Y hay más, y no queda más que pedir disculpas a los no mencionados: en el tironeo de múltiples opciones, no se puede escuchar todo. Lo bueno es que haya tanto para escuchar.
Mucho por hacer
Entonces, ¿todo es alegría en la escena independiente? ¿El notable momento artístico alcanza para darse por satisfechos y palmearse la espalda en cada encuentro en noches afiebradas en la ciudad? No. Claro que no. Al rock independiente le está faltando lo que a muchos en este país, dinero para alimentar los proyectos, para no sentir que el de esta noche puede ser el último show, para que la cosa no quede en el ghetto, para que lo de El Mató o Los Espíritus no sean casos aislados. Le falta que los medios con llegada a nuevos públicos dejen de asignarle carácter de rareza o de tirarle unas migajas de tiempo de aire, que entiendan que este es un momento de enorme potencia y hay que ayudarlo, sostenerlo y difundirlo... pero sobre todo disfrutarlo. Le falta que sellos como Oui Oui, Laptra, Scatter, Fuego Amigo, Azione Artigianale o Concepto Cero no tengan que estar luchando permanentemente con la amenaza de extinción, que encuentren el modo de acomodarse en esta era digital que, vaya paradoja de los tiempos, ve una lenta retirada del formato físico que no sea vinilo. Le falta que los lugares de música en vivo no vivan bajo la espada de Damocles de un inspector caprichoso que corre el arco todos los días, de un sistema tan poco confiable como el que existía antes de Cromañón, y aún más histérico en su vigilancia sobre el rock. Le falta la tranquilidad de que el Instituto Nacional de la Música y su valioso laburo de apoyo y docencia no sean la próxima presa de los ajustes del Gobierno.
Afortunadamente, hay una mayor camaradería entre los músicos (sin caer en la mirada naif de que no hay cuestiones de ego, pero el espíritu es otro, más colaborativo), una forma colectiva de buscar la persistencia que ha permitido grandes ideas como el FestiPez –que volverá en febrero en el Konex– o el festival Viaje del Agua impulsado por Poseidótica. Desde el mismo periodismo se realizan cosas como el ya legendario Festipulenta –que abrió el año con cuatro fechas inolvidables en el Matienzo y lo cerró honrando su propio espíritu con el especial Nuevas Olas en el espacio Mi Casa, con representantes novísimos de la escena–, los Martes IndieGentes / IndieFuertes en Niceto o (con perdón del autobombo, pero hubo allí grandes shows) el Rebeldes Soñadores y Fugitivos en Vivo en Caras y Caretas.

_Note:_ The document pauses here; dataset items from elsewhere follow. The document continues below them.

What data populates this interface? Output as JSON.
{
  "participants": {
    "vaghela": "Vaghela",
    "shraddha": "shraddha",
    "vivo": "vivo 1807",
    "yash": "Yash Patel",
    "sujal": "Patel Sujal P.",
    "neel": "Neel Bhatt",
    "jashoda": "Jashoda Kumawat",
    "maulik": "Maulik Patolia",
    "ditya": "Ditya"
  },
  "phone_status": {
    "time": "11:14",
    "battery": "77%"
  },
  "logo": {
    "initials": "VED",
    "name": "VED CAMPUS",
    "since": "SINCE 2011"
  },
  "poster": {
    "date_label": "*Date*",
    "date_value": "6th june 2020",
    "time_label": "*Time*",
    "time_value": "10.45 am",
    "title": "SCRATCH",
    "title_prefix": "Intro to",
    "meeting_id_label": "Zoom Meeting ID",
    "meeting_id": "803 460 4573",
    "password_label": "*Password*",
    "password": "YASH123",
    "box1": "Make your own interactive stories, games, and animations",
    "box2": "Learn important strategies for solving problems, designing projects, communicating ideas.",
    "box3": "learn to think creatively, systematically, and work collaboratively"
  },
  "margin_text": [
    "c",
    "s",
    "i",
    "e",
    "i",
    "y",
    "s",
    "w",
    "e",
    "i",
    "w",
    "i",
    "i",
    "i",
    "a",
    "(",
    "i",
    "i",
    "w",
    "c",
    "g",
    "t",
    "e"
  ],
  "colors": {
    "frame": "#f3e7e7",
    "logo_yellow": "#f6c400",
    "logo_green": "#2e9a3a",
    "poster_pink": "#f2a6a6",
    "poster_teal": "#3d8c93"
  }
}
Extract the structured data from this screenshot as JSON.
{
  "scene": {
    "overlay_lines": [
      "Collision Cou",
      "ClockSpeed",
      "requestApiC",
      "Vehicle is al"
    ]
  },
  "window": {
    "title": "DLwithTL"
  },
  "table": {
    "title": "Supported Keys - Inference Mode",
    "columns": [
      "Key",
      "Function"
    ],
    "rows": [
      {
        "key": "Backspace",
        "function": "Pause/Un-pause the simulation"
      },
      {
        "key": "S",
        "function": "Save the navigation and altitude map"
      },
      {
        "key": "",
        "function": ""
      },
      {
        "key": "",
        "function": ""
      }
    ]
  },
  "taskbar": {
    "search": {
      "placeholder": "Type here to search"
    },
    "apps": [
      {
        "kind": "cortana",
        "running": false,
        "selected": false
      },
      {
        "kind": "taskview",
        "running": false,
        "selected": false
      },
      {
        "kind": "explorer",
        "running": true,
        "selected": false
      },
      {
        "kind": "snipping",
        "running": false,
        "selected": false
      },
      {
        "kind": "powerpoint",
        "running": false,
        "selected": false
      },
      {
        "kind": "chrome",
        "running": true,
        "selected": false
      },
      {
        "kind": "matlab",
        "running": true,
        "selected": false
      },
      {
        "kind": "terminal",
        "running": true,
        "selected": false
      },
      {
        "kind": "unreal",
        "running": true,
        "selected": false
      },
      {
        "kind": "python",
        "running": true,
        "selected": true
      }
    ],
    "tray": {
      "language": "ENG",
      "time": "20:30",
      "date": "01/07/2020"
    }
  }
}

Sí, al rock independiente le falta de esto y aquello, le abundan los problemas, los debates, los conflictos y desafíos, pero le sobran ganas y recursos a veces rayanos en el milagro. Le sobran canciones y actitud. Le sobran músicos talentosos que resisten a la visión cristalizada y al prejuicio. Le sobran razones para, esta noche, alzar la copa con lo que sea y brindar por este glorioso presente pero también con la frase de un tipo eterno: mañana es mejor.